Parallelization, of course, introduces its own challenges. It frequently exposes race conditions and order-dependent tests that were previously masked by sequential execution. Resolving these flaky tests is a necessary investment that yields a permanently faster CI pipeline.

Isolating Security and Linting Checks

Before running a resource-intensive test suite, your pipeline should execute fast, static analysis checks. This “fail-fast” methodology is crucial during an upgrade, where syntax errors and deprecated method calls are common.

We can create a separate GitHub Actions job that runs tools like RuboCop, Brakeman, and bundle-audit. These tools verify code structure, detect supply chain attacks or vulnerabilities in your lockfiles, and ensure baseline compliance without booting the entire Rails application.

jobs:
  lint:
    runs-on: ubuntu-latest
    steps:
      - uses: actions/checkout@v4
      - uses: ruby/setup-ruby@v1
        with:
          bundler-cache: true
      - run: bundle exec rubocop
      - run: bundle exec brakeman -q -w2
      - run: bundle exec bundle-audit check --update

Strictly speaking, you could run these checks in the same job as your tests. However, by making the test job depend on the successful completion of the lint job, you prevent the CI runner from wasting time executing a twenty-minute test suite on code that contains fundamental syntactical or security flaws.
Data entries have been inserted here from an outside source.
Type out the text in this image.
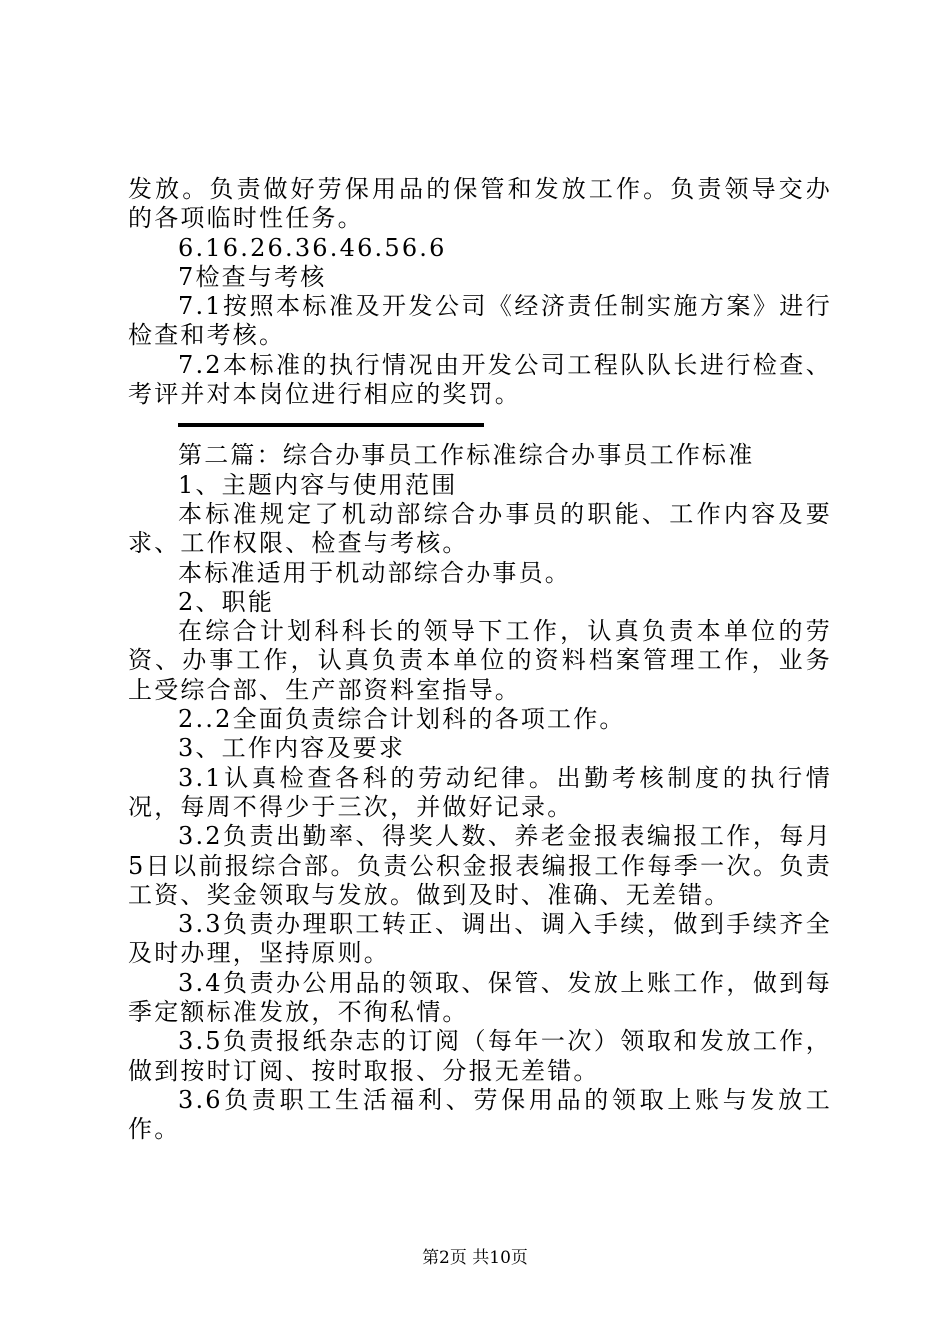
发放。负责做好劳保用品的保管和发放工作。负责领导交办的各项临时性任务。

6.16.26.36.46.56.6

7检查与考核

7.1按照本标准及开发公司《经济责任制实施方案》进行检查和考核。

7.2本标准的执行情况由开发公司工程队队长进行检查、考评并对本岗位进行相应的奖罚。

第二篇：综合办事员工作标准综合办事员工作标准

1、主题内容与使用范围

本标准规定了机动部综合办事员的职能、工作内容及要求、工作权限、检查与考核。

本标准适用于机动部综合办事员。

2、职能

在综合计划科科长的领导下工作，认真负责本单位的劳资、办事工作，认真负责本单位的资料档案管理工作，业务上受综合部、生产部资料室指导。

2..2全面负责综合计划科的各项工作。

3、工作内容及要求

3.1认真检查各科的劳动纪律。出勤考核制度的执行情况，每周不得少于三次，并做好记录。

3.2负责出勤率、得奖人数、养老金报表编报工作，每月5日以前报综合部。负责公积金报表编报工作每季一次。负责工资、奖金领取与发放。做到及时、准确、无差错。

3.3负责办理职工转正、调出、调入手续，做到手续齐全及时办理，坚持原则。

3.4负责办公用品的领取、保管、发放上账工作，做到每季定额标准发放，不徇私情。

3.5负责报纸杂志的订阅（每年一次）领取和发放工作，做到按时订阅、按时取报、分报无差错。

3.6负责职工生活福利、劳保用品的领取上账与发放工作。

第2页 共10页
Addressing Flaky Tests Proactively

A Rails upgrade frequently exposes latent bugs and flaky tests within your suite. Changes in Ruby version behavior, database query execution timing, or framework internals can cause poorly isolated tests to fail intermittently.

When a test fails randomly in GitHub Actions during an upgrade, we face a decision: investigate the root cause immediately or quarantine the test to maintain pipeline velocity. Quarantining — moving the test to a separate execution group that does not fail the build — is a pragmatic trade-off. It allows the core upgrade work to proceed while acknowledging the technical debt that must be addressed before the final validation and cutover.

However, quarantining should be a temporary measure. We must allocate engineering time to stabilize these tests. A CI pipeline that engineers do not trust is fundamentally broken, and pushing a Rails upgrade to production with an unstable test suite guarantees regressions.

Conclusion

Optimizing your GitHub Actions pipeline is a mandatory prerequisite for a smooth Ruby on Rails upgrade. By implementing dual booting, leveraging aggressive caching, parallelizing test execution, and isolating static analysis, we provide our engineering teams with the rapid, reliable feedback they need.

While these CI infrastructure optimizations require an upfront investment of time, they dramatically reduce the risk, compute costs, and overall duration of the upgrade process. They ensure that, much like the railway engineers of the 19th century, we can build the infrastructure of the future without disrupting the operations of today.